This Day in the Civil War

Wednesday July 17 1861

Armies were on the move today. The main Federal force, under McDowell, was a disorganized shambles, dropping valuable equipment and supplies along the roadside because they proved too heavy to carry on the march. Fortunately for them, at the end of the march to Fairfax Court House they discovered more supplies, left behind by the Rebel army for similar reasons. Confederate commander P.G.T. Beauregard was nervous about being outnumbered, but Jefferson Davis reassured him that reinforcements, under Joseph E. Johnston, were on the way. Why was this so? Because Union Gen. “Granny” Patterson, who was supposed to keep Johnston’s men tied up in the Shenandoah, had retreated to Charles Town instead. Johnston and army hopped a train for a place called Manassas Junction.

Thursday July 17 1862

Did you ever wonder why, to this day, some of your bills will have a line on them telling you not to send payment in the form of cash, coins, “or stamps”? Who on earth would pay their bills with stamps?, you might say. It was indeed once the custom, as on this day President Abraham Lincoln signed a bill authorizing the use of postage stamps as legal tender. The reason was the extreme shortage of small coins, as the copper, silver and other metals which would have been used to make them was diverted into the war effort. Money came in a riotous confusion of denominations and issuers anyway, as “Illinois money” might be accepted in Ohio, or accepted at a discount, or not accepted at all. Paper stickers to prepay for postage was a relatively new custom anyway but at least people were used to it.

Friday July 17 1863

It wasn’t called Oklahoma yet anyway. The only major battle fought in was was just known as “Indian Territory” took place today. On the Union side was the command of Gen. James G. Blount. His men proceeded to Elk Creek, in the vicinity of the hamlet of Honey Springs, and took on the foe. The Confederates, under the direction of Gen. Douglas H. Cooper, fought bravely for as long as they could, but were finally compelled to withdraw due to a lack of ammunition. Interestingly enough, a good number of the Union troops were black, and a high percentage of the forces in gray were themselves Indians. Both sides tried to recruit Native Americans during the Civil War, with the Confederates having an easier time of it due to longstanding Native grievances with Washington. They did not take well to traditional army discipline, although they made superb light cavalry.

Sunday July 17 1864

The long-expected axe fell on the career of Joseph Eggleston Johnston today.
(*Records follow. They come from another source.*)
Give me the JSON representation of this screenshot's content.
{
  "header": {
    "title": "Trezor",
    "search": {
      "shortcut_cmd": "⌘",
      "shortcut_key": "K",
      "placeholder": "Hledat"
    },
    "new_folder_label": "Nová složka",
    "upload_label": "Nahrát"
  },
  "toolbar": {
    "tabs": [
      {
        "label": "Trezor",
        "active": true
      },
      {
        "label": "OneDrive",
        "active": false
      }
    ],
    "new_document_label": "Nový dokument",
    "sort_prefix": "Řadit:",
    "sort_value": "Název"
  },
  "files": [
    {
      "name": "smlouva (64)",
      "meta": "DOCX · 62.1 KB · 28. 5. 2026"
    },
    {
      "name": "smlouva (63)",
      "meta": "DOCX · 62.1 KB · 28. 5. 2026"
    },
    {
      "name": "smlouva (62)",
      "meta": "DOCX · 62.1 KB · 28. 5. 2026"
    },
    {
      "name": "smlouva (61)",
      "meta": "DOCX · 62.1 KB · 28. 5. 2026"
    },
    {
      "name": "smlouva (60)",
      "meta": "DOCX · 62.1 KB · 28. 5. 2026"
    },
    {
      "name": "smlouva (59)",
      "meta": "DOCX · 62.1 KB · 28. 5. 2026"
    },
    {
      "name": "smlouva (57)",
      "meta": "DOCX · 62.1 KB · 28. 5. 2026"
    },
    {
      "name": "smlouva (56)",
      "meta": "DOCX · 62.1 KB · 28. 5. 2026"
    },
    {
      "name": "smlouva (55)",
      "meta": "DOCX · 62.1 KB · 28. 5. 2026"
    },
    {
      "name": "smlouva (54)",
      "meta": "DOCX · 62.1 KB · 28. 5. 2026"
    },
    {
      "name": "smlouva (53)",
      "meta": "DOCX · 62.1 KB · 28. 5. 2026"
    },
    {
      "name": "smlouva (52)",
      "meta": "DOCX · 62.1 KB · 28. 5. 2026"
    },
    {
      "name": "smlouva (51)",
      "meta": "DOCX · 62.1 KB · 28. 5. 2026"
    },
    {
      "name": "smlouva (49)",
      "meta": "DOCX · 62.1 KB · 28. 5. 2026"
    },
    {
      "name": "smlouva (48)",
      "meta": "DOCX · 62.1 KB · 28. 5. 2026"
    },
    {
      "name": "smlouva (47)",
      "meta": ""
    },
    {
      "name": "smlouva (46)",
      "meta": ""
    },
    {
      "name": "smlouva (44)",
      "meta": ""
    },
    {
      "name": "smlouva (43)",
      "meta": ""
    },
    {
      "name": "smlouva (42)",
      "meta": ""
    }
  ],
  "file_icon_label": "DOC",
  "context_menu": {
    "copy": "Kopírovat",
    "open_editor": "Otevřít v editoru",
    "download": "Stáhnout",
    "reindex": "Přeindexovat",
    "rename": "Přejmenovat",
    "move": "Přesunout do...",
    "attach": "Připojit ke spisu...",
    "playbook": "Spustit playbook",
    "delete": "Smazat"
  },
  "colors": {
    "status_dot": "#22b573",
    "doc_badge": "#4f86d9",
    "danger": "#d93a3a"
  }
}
His tenure as head of the Army (and Department) of Tennessee had been one of continual decline, retreat, desertion and despair. Johnston had been in many ways one of the great Confederate generals since the days of First Bull Run, but his talents were not up to taking on William Tecumseh Sherman. What had finally sunk Johnston’s job was the fateful act of telling the truth to his Commander in Chief: that it was not possible for him to prevent Sherman from taking Atlanta, Ga. Davis wrote today that “ you failed to arrest the advance of the enemy to the vicinity of Atlanta, far in the interior of Georgia, and express no confidence that you can defeat or repel him, you are hereby relieved from command...” Appointed to replace him was what was left of Gen. John Bell Hood.